Chasse aux spéculateurs et aux « circuits parallèles »
L’une des mesures phares de cet arrêté concerne l’interdiction formelle de l’achat d’animaux à l’intérieur des marchés dans le but de les revendre immédiatement. Cette pratique, souvent pointée du doigt pour son rôle dans l’inflation artificielle des prix, est désormais considérée comme un manquement aux principes de la concurrence saine.
Par ailleurs, le texte prohibe toute forme de manipulation ou d’influence artificielle sur les tarifs. Sont explicitement visés les surenchères orchestrées ainsi que les accords, qu’ils soient tacites ou explicites, visant à rehausser les prix de manière concertée. Le stockage des animaux en dehors des circuits commerciaux habituels — une technique utilisée pour créer une rareté artificielle — est également strictement interdit.
Des sanctions pénales et administratives fermes
Pour garantir l’application de ces mesures, les pouvoirs publics prévoient un volet répressif rigoureux.

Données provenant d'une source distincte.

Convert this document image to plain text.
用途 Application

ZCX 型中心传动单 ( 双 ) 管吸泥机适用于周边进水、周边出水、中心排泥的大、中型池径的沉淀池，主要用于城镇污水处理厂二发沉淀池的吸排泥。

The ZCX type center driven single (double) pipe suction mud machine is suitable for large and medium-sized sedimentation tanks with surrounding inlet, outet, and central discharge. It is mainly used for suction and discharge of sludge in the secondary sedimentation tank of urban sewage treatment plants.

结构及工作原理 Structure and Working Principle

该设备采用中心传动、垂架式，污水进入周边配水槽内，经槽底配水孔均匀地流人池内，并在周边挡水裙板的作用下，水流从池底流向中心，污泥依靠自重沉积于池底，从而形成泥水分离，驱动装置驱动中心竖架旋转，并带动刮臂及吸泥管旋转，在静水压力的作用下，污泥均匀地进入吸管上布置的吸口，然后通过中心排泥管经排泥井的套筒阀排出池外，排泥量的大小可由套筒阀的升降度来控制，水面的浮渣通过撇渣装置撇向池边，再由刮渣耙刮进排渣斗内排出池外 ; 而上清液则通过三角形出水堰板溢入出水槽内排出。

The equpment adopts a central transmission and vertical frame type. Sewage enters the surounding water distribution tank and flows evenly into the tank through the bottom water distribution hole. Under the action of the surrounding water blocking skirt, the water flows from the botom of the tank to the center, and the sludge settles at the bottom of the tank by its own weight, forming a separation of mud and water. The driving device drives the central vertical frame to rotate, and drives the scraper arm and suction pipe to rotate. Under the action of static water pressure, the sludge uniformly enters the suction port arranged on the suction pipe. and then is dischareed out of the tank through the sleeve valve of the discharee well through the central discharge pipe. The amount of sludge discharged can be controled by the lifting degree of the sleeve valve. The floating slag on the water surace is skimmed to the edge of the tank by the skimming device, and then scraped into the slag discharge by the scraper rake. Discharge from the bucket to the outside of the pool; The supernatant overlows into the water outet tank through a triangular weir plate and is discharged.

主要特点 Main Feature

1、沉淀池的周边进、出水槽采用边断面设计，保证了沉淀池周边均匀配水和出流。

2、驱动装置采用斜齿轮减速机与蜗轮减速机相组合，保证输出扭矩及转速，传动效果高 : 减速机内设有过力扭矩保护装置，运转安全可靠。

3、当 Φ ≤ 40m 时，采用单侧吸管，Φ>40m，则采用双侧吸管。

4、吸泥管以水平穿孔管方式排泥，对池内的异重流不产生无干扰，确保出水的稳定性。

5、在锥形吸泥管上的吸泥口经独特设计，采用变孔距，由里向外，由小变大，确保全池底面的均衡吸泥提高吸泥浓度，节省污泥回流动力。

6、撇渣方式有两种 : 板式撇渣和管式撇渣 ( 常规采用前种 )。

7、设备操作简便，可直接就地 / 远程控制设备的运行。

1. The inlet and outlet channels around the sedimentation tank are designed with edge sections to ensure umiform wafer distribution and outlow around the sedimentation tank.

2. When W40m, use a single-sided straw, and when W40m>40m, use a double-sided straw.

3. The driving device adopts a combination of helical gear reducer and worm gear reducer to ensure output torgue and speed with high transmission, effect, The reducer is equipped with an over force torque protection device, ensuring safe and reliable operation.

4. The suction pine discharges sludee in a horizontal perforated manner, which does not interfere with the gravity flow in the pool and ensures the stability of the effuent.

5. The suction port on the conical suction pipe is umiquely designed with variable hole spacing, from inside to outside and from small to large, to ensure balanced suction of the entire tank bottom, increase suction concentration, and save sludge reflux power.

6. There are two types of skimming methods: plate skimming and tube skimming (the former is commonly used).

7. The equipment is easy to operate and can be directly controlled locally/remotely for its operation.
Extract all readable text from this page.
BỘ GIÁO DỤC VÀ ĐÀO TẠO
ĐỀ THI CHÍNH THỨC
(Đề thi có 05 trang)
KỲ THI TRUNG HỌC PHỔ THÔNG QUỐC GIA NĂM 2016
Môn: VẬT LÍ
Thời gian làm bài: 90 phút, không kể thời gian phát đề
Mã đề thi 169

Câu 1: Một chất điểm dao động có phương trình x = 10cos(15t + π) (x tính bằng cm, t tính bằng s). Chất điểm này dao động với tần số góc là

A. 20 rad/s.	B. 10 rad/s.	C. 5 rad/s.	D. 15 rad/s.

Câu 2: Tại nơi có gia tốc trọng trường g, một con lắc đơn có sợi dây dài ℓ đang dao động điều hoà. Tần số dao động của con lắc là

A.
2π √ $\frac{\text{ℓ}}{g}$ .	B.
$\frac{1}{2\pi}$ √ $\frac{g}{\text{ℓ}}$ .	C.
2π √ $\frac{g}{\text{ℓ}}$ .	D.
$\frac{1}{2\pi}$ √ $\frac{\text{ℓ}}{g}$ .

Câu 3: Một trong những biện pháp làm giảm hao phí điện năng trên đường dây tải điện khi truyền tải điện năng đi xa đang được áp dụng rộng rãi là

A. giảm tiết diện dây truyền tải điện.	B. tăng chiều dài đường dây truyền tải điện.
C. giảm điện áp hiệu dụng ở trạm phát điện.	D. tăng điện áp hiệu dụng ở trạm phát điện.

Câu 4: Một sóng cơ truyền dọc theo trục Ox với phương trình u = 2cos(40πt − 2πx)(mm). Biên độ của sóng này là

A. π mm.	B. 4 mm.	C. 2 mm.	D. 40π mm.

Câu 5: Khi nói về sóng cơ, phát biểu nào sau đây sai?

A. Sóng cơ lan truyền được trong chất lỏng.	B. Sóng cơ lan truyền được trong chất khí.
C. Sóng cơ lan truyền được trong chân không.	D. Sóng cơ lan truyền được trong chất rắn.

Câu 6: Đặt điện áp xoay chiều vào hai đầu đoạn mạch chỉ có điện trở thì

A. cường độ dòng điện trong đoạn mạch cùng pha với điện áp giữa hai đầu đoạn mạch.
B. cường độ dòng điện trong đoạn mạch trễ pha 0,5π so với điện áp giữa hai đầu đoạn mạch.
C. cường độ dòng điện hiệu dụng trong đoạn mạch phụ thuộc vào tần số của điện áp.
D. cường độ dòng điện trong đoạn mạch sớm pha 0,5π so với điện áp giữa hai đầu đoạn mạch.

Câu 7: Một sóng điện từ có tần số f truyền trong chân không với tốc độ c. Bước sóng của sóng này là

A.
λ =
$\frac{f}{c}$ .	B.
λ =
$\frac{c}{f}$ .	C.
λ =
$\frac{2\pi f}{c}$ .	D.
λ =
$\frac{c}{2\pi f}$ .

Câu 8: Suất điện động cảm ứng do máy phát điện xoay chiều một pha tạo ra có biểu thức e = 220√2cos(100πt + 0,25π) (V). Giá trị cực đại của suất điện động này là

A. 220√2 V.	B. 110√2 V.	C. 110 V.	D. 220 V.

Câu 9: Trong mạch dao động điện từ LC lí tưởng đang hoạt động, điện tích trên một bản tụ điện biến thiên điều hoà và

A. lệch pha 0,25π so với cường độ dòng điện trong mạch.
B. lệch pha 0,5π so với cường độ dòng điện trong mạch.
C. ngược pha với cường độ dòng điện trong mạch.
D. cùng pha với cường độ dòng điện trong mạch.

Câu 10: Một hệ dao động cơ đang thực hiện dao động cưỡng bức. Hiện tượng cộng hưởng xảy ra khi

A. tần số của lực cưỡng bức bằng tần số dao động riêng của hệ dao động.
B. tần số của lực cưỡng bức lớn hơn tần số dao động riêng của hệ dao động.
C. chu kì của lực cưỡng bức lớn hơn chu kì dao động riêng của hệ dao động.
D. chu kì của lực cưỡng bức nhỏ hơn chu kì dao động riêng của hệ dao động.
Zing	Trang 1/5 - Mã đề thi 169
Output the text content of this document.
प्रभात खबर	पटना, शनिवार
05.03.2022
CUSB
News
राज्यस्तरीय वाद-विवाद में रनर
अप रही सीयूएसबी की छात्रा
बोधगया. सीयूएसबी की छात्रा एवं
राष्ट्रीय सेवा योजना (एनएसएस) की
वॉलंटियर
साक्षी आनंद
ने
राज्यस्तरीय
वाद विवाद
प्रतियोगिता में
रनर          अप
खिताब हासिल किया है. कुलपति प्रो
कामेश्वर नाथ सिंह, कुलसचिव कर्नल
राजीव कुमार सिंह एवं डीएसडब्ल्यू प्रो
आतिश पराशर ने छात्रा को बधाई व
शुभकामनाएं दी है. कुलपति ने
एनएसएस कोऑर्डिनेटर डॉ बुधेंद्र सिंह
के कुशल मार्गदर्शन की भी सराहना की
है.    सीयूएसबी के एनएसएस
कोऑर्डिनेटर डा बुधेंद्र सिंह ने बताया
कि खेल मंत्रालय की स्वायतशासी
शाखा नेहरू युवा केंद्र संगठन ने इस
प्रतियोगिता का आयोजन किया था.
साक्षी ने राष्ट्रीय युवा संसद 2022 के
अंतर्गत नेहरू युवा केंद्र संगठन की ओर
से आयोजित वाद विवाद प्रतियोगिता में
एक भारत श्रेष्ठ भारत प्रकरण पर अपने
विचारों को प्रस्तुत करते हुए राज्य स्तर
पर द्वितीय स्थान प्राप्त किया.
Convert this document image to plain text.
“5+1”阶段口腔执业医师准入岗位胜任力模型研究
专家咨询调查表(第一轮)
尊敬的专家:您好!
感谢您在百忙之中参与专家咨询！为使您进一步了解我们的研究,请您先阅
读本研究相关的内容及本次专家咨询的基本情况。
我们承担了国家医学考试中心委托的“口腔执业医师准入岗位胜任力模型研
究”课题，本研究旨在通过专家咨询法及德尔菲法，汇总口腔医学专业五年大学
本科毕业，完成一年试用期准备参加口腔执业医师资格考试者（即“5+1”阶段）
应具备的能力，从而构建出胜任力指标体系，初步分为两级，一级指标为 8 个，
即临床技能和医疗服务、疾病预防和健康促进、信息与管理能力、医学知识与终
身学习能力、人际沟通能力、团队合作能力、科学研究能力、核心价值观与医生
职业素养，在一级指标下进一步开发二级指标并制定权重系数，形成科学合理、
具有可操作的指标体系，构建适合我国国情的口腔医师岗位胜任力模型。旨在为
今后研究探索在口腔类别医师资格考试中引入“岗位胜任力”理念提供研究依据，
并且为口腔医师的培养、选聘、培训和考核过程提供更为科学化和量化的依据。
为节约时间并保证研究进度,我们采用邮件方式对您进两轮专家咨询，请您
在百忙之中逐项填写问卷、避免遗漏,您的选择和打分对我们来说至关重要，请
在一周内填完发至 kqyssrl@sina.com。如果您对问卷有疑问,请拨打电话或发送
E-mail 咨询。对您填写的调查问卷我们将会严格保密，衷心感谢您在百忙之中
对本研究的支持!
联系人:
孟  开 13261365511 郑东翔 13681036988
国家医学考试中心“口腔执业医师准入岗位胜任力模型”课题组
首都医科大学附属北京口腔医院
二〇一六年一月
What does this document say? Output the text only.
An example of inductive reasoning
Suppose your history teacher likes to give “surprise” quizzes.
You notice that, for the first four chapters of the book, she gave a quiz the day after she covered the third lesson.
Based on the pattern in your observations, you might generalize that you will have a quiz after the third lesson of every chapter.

Les contrevenants s’exposent à des peines d’emprisonnement et à des amendes, conformément à la législation actuelle.
En complément des poursuites judiciaires, les autorités compétentes disposent du pouvoir de fermer provisoirement les points de vente en infraction. Elles peuvent également procéder à la saisie du bétail concerné ainsi que du matériel ayant servi à commettre la contravention. Le communiqué souligne que les forces publiques veilleront à une application « stricte et juste » de ces dispositions sur l’ensemble du territoire.
Un appel à la responsabilité des professionnels
En conclusion de cet arrêté, le gouvernement lance un appel à la responsabilité collective. L’ensemble des professionnels, des acteurs et des intervenants de la filière sont invités à respecter les dispositions réglementaires.
Cette mobilisation des acteurs économiques est jugée essentielle pour garantir la protection du consommateur et assurer que l’approvisionnement des marchés se déroule dans les meilleures conditions possibles pour la célébration de l’Aid Al-Adha.